According to the present invention, in a charged particle beam exposure apparatus, means for exposing a desired pattern on a sample by irradiating a charged particle beam, an exposure area on the sample is divided into meshes, and each of the divided areas is divided into meshes. In each small area, the reflected particles accompanying the beam irradiation of other small areas hit the structure above the sample.
Means for calculating the additional exposure amount by the re-reflected electrons returning again, and a mask substrate having a plurality of correction exposure masks having different beam transmittances in sizes corresponding to the small areas,
Means for selecting a correction exposure mask on the mask substrate and correcting and exposing each of the small areas so as to correct the non-uniformity of the additional exposure amount between each of the small areas.

[Procedure amendment 3]

[Document name to be amended] Statement

[Correction target item name] 0014

[Correction method] Deleted

Claims (2)

[Claims] 1. A means for exposing a desired pattern on a sample by irradiating a charged particle beam, an exposure area on the sample being divided into meshes, and a beam of another small area for each of the divided small areas. Means for calculating the amount of additional exposure due to reflective particles associated with the irradiation, a mask substrate having a plurality of correction exposure masks having sizes corresponding to the small regions and different beam transmittances, and an additional amount of exposure between each of the small regions Means for selecting a correction exposure mask on the mask substrate and correcting and exposing each small area so as to correct the non-uniformity of the charged particle beam exposure apparatus. 2. A means for exposing a desired pattern on a sample by irradiating a charged particle beam, an exposure region on the sample being divided into meshes, and a beam of another small region for each of the divided small regions.
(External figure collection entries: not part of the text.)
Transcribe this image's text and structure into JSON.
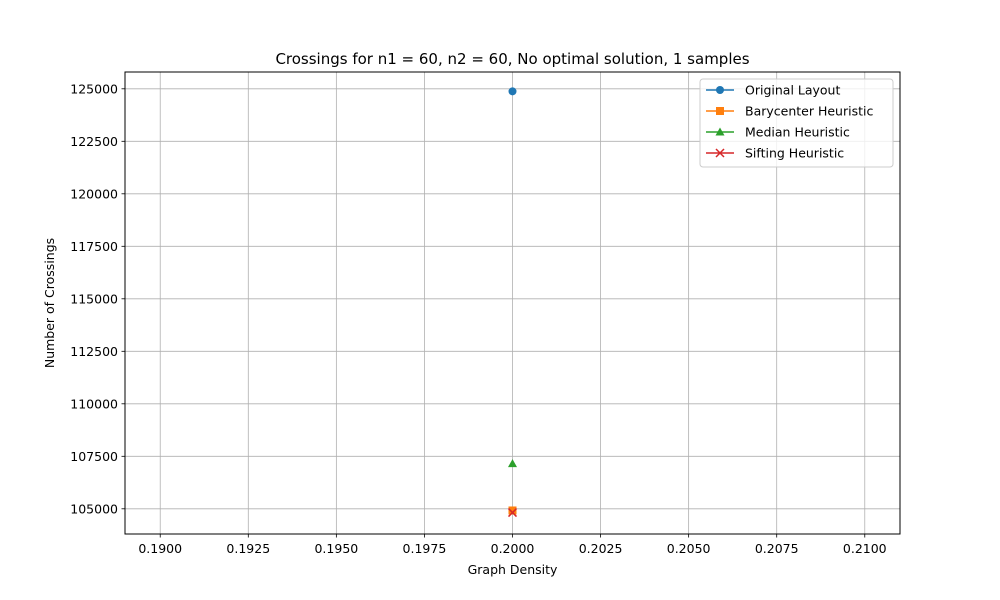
{
  "chart_data": {
    "type": "line",
    "title": "Crossings for n1 = 60, n2 = 60, No optimal solution, 1 samples",
    "xlabel": "Graph Density",
    "ylabel": "Number of Crossings",
    "xlim": [
      0.189,
      0.211
    ],
    "ylim": [
      103800,
      125800
    ],
    "x_ticks": [
      "0.1900",
      "0.1925",
      "0.1950",
      "0.1975",
      "0.2000",
      "0.2025",
      "0.2050",
      "0.2075",
      "0.2100"
    ],
    "x_tick_values": [
      0.19,
      0.1925,
      0.195,
      0.1975,
      0.2,
      0.2025,
      0.205,
      0.2075,
      0.21
    ],
    "y_ticks": [
      "105000",
      "107500",
      "110000",
      "112500",
      "115000",
      "117500",
      "120000",
      "122500",
      "125000"
    ],
    "y_tick_values": [
      105000,
      107500,
      110000,
      112500,
      115000,
      117500,
      120000,
      122500,
      125000
    ],
    "grid": true,
    "legend_position": "top-right",
    "series": [
      {
        "name": "Original Layout",
        "x": [
          0.2
        ],
        "values": [
          124880
        ],
        "color": "#1f77b4",
        "marker": "circle"
      },
      {
        "name": "Barycenter Heuristic",
        "x": [
          0.2
        ],
        "values": [
          104920
        ],
        "color": "#ff7f0e",
        "marker": "square"
      },
      {
        "name": "Median Heuristic",
        "x": [
          0.2
        ],
        "values": [
          107150
        ],
        "color": "#2ca02c",
        "marker": "triangle"
      },
      {
        "name": "Sifting Heuristic",
        "x": [
          0.2
        ],
        "values": [
          104820
        ],
        "color": "#d62728",
        "marker": "x"
      }
    ]
  }
}
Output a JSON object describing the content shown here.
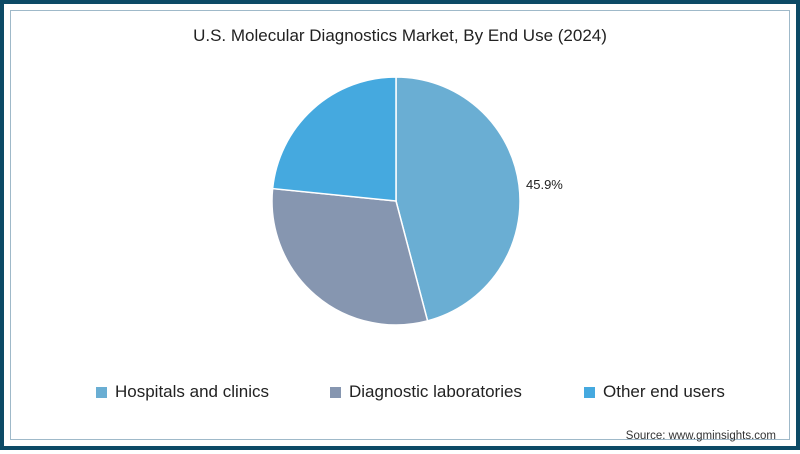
{
  "chart_data": {
    "type": "pie",
    "title": "U.S. Molecular Diagnostics Market, By End Use (2024)",
    "categories": [
      "Hospitals and clinics",
      "Diagnostic laboratories",
      "Other end users"
    ],
    "values": [
      45.9,
      30.7,
      23.4
    ],
    "colors": [
      "#6aaed3",
      "#8696b0",
      "#45a9df"
    ],
    "data_labels": [
      "45.9%",
      "",
      ""
    ],
    "legend_position": "bottom",
    "start_angle": "top, clockwise",
    "source": "Source: www.gminsights.com"
  },
  "chart": {
    "title": "U.S. Molecular Diagnostics Market, By End Use (2024)",
    "data_label": "45.9%",
    "legend": [
      {
        "label": "Hospitals and clinics",
        "color": "#6aaed3"
      },
      {
        "label": "Diagnostic laboratories",
        "color": "#8696b0"
      },
      {
        "label": "Other end users",
        "color": "#45a9df"
      }
    ],
    "source": "Source: www.gminsights.com"
  },
  "theme": {
    "border_color": "#0d4a66",
    "background": "#ffffff"
  }
}
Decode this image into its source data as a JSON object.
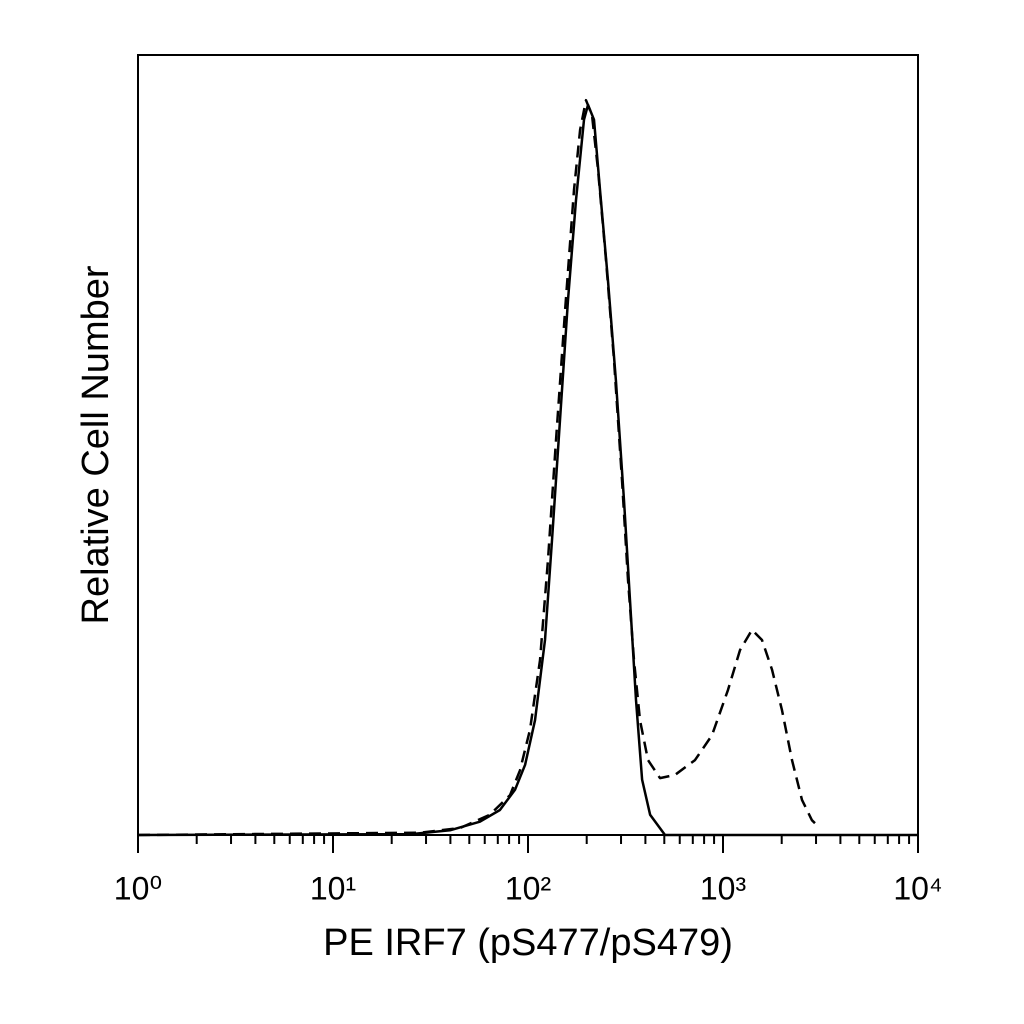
{
  "chart_data": {
    "type": "line",
    "x_label": "PE IRF7 (pS477/pS479)",
    "y_label": "Relative Cell Number",
    "x_scale": "log",
    "xlim": [
      1,
      10000
    ],
    "xticks": [
      {
        "value": 1,
        "label": "10⁰"
      },
      {
        "value": 10,
        "label": "10¹"
      },
      {
        "value": 100,
        "label": "10²"
      },
      {
        "value": 1000,
        "label": "10³"
      },
      {
        "value": 10000,
        "label": "10⁴"
      }
    ],
    "xminorticks": [
      2,
      3,
      4,
      5,
      6,
      7,
      8,
      9,
      20,
      30,
      40,
      50,
      60,
      70,
      80,
      90,
      200,
      300,
      400,
      500,
      600,
      700,
      800,
      900,
      2000,
      3000,
      4000,
      5000,
      6000,
      7000,
      8000,
      9000
    ],
    "ylim": [
      0,
      100
    ],
    "series": [
      {
        "line_style": "solid",
        "color": "#000000",
        "x": [
          1,
          24.8,
          39.8,
          56.7,
          71.8,
          85.8,
          96.6,
          108.6,
          122.3,
          132.8,
          145.9,
          160.4,
          176.3,
          193.8,
          203.1,
          217.9,
          233.9,
          257.0,
          282.5,
          310.5,
          333.4,
          358.1,
          384.5,
          422.7,
          504.4,
          10000
        ],
        "values": [
          0,
          0.1,
          0.6,
          1.7,
          3.2,
          5.8,
          9.0,
          14.7,
          25.0,
          37.8,
          53.2,
          68.6,
          81.4,
          91.7,
          93.6,
          91.7,
          82.7,
          71.2,
          58.3,
          42.9,
          30.1,
          17.3,
          7.1,
          2.6,
          0,
          0
        ]
      },
      {
        "line_style": "dashed",
        "color": "#000000",
        "x": [
          1,
          27.9,
          44.8,
          63.8,
          80.9,
          91.0,
          102.4,
          115.2,
          126.7,
          139.2,
          154.9,
          172.2,
          184.9,
          198.3,
          213.0,
          228.6,
          251.2,
          276.1,
          303.5,
          325.6,
          349.7,
          375.3,
          412.4,
          475.4,
          567.4,
          718.4,
          878.6,
          1061,
          1222,
          1409,
          1585,
          1783,
          2008,
          2259,
          2541,
          2858,
          3141
        ],
        "values": [
          0,
          0.3,
          0.9,
          2.6,
          5.1,
          8.3,
          13.5,
          22.4,
          35.3,
          50.6,
          67.3,
          82.7,
          90.4,
          94.2,
          92.3,
          85.3,
          73.7,
          60.9,
          45.5,
          32.7,
          22.4,
          14.7,
          9.6,
          7.3,
          7.7,
          9.6,
          12.8,
          18.6,
          23.7,
          26.3,
          25.0,
          21.2,
          16.0,
          9.6,
          4.5,
          1.9,
          0.9
        ]
      }
    ]
  }
}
Means for calculating the amount of additional exposure by the reflective particles associated with the irradiation, and means for performing correction exposure using a mask for correction exposure to correct the non-uniformity of the amount of additional exposure between each small area, The charged particle beam, wherein the correction exposure mask is formed so that a beam transmittance differs according to an additional exposure amount in each small region for each region corresponding to each small region on the sample. Exposure equipment.